ODIM: Outlier Detection via Likelihood of Under-Fitted Generative Models

Authors: Dongha Kim, Jaesung Hwang, Jongjin Lee, Kunwoong Kim, Yongdai Kim

ICML 2024 | Conference PDF | Archive PDF | Plain Text | LLM Run Details

Reproducibility Variable Result LLM Response
Research Type Experimental To validate the superiority and efficiency of our method, we provide extensive empirical analyses on close to 60 datasets.
Researcher Affiliation Collaboration Dongha Kim* 1 Jaesung Hwang* 2 Jongjin Lee 3 Kunwoong Kim 4 Yongdai Kim 4 1Department of Statistics and Data Science Center, Sungshin Women s University, Seoul, Republic of Korea 2SK Telecom, Seoul, Republic of Korea 3Samsung Research, Seoul, Republic of Korea 4Department of Statistics, Seoul National University, Seoul, Republic of Korea.
Pseudocode Yes We provide the ODIM s pseudo algorithm in Algorithm 1.
Open Source Code Yes The implementation code for our method is publicly available at https://github.com/jshwang0311/ODIM.
Open Datasets Yes We analyze 57 benchmark datasets for OD covering tabular, images, and texts, all of which are sourced from ADBench2 (Han et al., 2022a).
Dataset Splits No The paper discusses 'training data' and mentions using a 'currently estimated generative model' for early stopping based on Wasserstein distance, which serves as a form of validation for model updates.

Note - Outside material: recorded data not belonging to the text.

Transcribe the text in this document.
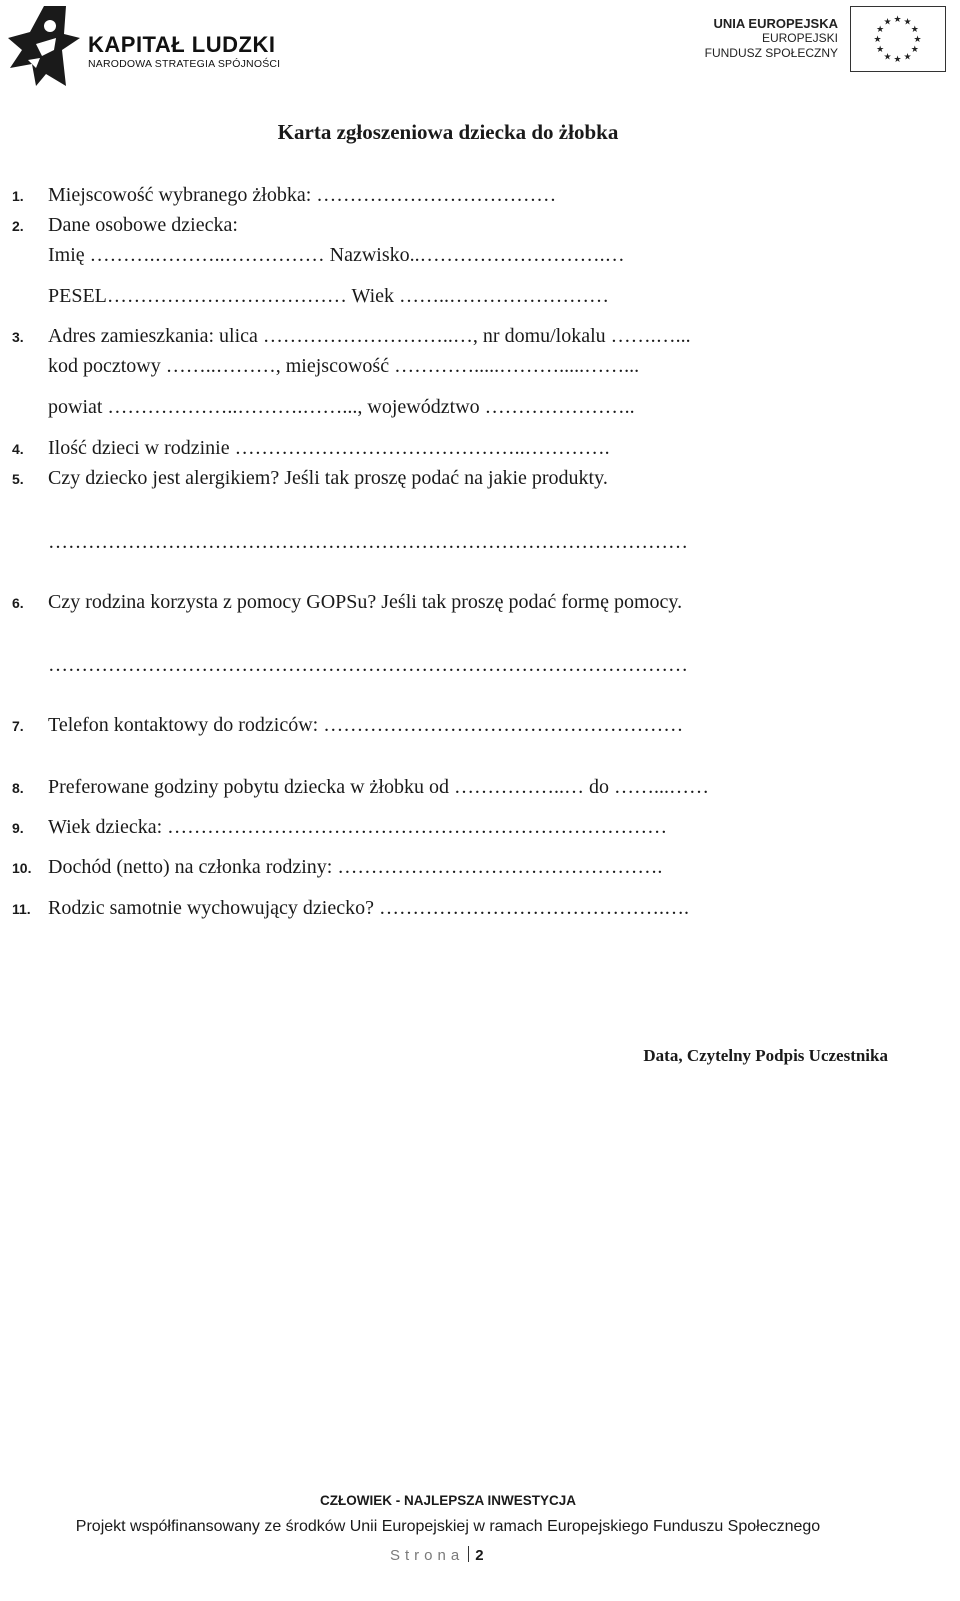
KAPITAŁ LUDZKI
NARODOWA STRATEGIA SPÓJNOŚCI
UNIA EUROPEJSKA
EUROPEJSKI
FUNDUSZ SPOŁECZNY
★ ★
★
★
★
★
★
★
★
★
★
★
Karta zgłoszeniowa dziecka do żłobka
1.	Miejscowość wybranego żłobka: ………………………………
2.	Dane osobowe dziecka:
Imię ……….………..…………… Nazwisko..……………………….…
PESEL……………………………… Wiek ……..……………………
3.	Adres zamieszkania: ulica ………………………..…, nr domu/lokalu …….…...
kod pocztowy ……..………, miejscowość ………….....……….....……...
powiat ………………..……….……..., województwo …………………..
4.	Ilość dzieci w rodzinie ……………………………………..………….
5.	Czy dziecko jest alergikiem? Jeśli tak proszę podać na jakie produkty.
……………………………………………………………………………………
6.	Czy rodzina korzysta z pomocy GOPSu? Jeśli tak proszę podać formę pomocy.
……………………………………………………………………………………
7.	Telefon kontaktowy do rodziców: ………………………………………………
8.	Preferowane godziny pobytu dziecka w żłobku od ……………..… do ……...……
9.	Wiek dziecka: …………………………………………………………………
10. Dochód (netto) na członka rodziny: ………………………………………….
11. Rodzic samotnie wychowujący dziecko? …………………………………….….
Data, Czytelny Podpis Uczestnika
CZŁOWIEK - NAJLEPSZA INWESTYCJA
Projekt współfinansowany ze środków Unii Europejskiej w ramach Europejskiego Funduszu Społecznego
Strona 2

However, it does not specify a distinct 'validation dataset split' from the original data for hyperparameter tuning or general model evaluation, only referring to 'training data' for performance assessment.
Hardware Specification Yes We utilize the Pytorch framework to run our algorithm using a single NVIDIA TITAN XP GPU.
Software Dependencies No The paper mentions using 'Pytorch framework' and 'Adam optimizer' but does not specify their version numbers. It also refers to 'BERT' or 'RoBERTa', which are models, not specific software dependencies with version numbers for the implementation.
Experiment Setup Yes We use two hidden layered DNN architectures for building the encoder and decoder and set K, the number of samples drawn from the encoder used for constructing the IWAE objective function, to 50. We minimize the IWAE objective function in (1) with the Adam optimizer (Kingma & Ba, 2014) with a mini-batch size of 128 and a learning rate of 5e-4. To run the ODIM, we fix the two hyper-parameters, Nu and Npat, to 10. For ensemble learning, we train 10 pairs of encoder and decoder, each of which is trained independently.